Rue89 - Paroles de crise 24/01/2013 à 17h49
Kocila Makdeche | EDJ Sciences-Po
Emilie Tôn | EDJ Sciences Po

 

 

 

Ils s’enchaînent aux grilles de Matignon, envoient une délégation à l’Elysée : les syndicalistes d’ArcelorMittal n’ont pas lâché prise. Mais qu’en est-il des inquiétudes quotidiennes des ouvriers, premiers concernés par les turbulences que connaît actuellement le site de Florange ?

 

Alvaro Collebrusco, métallo chez ArcelorMittal depuis trente ans, est père de trois enfants. Il nous raconte son histoire, ses inquiétudes et ses perspectives pour l’avenir. Alvaro a grandit dans la vallée de la Fensch, ce bassin minier mosellan dont l’industrie du fer décore le paysage depuis la fin du XIXe siècle.

Il a signé en 1982 chez Sollac, l’ancien propriétaire du site de Florange, juste après son service militaire. Deux ans après son embauche, il participe déjà à ses premières grèves. Au fil des années, il voit se succéder les repreneurs. Des crises, il en a connues, mais jamais l’industrie sidérurgique lorraine n’a été aussi proche du déclin.

Soudeur de formation, Alvaro a multiplié les postes au cours de sa carrière : « J’étais en bout de chaîne, et maintenant je suis en début de chaîne ». Il a d’abord été employé dans la « filière froide », où l’acier brut est transformé, pour ensuite être muté dans la « filière chaude », celle des hauts-fourneaux. Jugée non rentable par le propriétaire indien Lakshmi Mittal, c’est cette dernière qui est menacée de fermeture.

 

 

Alvaro Collebrusco, métallo depuis 30 ans (1/3)

Ils sont actuellement 2 600 salariés, comme lui, à travailler à ArcelorMittal Florange. Les derniers hauts-fourneaux du groupe encore en activité en France sont à Dunkerque (Nord-Pas-de-Calais) et à Fos-sur-Mer (PACA), plus profitables du fait de leur proximité avec la mer ; ceux du site mosellan ont été arrêtés en décembre dernier.

« On ne sait pas où on va »

La menace d’un arrêt définitif de ces hauts-fourneaux hante les employés de Florange : « On ne sait pas où on va. Si la filière liquide ferme, il y aura à peu près 650 licenciements », dit Alvaro. Il espère que les emplois supprimés seront absorbés par les départs en retraite, comme l’a promis le gouvernement, mais rien n’est moins sûr.

 

 

Alvaro Collebrusco, métallo depuis 30 ans (2/3)

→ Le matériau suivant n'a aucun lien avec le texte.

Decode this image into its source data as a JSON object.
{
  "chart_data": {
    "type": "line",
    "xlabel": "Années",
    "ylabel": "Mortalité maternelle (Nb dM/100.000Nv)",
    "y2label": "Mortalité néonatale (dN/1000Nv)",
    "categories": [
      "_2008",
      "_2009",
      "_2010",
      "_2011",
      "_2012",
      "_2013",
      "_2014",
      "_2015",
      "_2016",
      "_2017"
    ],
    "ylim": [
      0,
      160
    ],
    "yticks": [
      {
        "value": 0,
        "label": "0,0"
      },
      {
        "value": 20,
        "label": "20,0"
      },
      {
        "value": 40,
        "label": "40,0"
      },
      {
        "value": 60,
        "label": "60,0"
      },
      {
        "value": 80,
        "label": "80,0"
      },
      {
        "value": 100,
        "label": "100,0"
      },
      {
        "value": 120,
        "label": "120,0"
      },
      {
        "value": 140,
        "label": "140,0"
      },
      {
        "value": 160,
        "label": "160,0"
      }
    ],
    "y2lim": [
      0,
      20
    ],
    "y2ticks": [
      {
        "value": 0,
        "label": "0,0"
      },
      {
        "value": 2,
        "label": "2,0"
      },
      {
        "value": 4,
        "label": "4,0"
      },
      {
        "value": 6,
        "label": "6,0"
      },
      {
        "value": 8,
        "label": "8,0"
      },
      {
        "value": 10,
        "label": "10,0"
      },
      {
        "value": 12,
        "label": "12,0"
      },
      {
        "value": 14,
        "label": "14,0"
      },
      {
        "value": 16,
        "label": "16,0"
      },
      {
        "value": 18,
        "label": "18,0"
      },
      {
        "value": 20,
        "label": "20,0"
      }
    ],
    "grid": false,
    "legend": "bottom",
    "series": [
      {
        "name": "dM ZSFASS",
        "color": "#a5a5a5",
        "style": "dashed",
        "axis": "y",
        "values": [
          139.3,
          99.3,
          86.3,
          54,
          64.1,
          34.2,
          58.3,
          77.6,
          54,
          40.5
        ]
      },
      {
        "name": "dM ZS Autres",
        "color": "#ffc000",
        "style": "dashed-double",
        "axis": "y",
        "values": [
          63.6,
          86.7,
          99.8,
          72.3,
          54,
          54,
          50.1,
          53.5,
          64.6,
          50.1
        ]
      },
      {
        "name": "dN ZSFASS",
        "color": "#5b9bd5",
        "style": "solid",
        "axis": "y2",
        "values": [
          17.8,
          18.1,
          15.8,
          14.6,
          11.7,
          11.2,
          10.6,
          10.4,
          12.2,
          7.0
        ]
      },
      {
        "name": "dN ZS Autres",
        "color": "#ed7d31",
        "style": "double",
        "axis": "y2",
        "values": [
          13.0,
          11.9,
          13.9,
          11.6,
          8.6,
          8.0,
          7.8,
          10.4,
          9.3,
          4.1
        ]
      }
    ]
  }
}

Après trente ans de boîte, ce n’est pas l’expérience qui manque à ce père de famille. Adepte du « do it yourself », Alvaro est bricoleur et autodidacte. Il n’a pas peur d’une éventuelle reconversion, loin de la chaleur ardente de l’acier en fusion :

« Si je dois finir ma carrière quelque part, même au Luxembourg ou à refaire les trois postes, je passerai par là. On a une famille à nourrir… »

L’expérience peut cependant être un handicap sur le marché de l’emploi. A 52 ans, il a tout de même conscience qu’il ne sera pas facile de signer un contrat dans une autre entreprise. Il espère pouvoir conserver son emploi jusqu’à la retraite : « Si ça tient encore quatre, cinq années, je serai peut-être un peu plus à l’abri ».

 

 

Alvaro Collebrusco, métallo depuis 30 ans (3/3)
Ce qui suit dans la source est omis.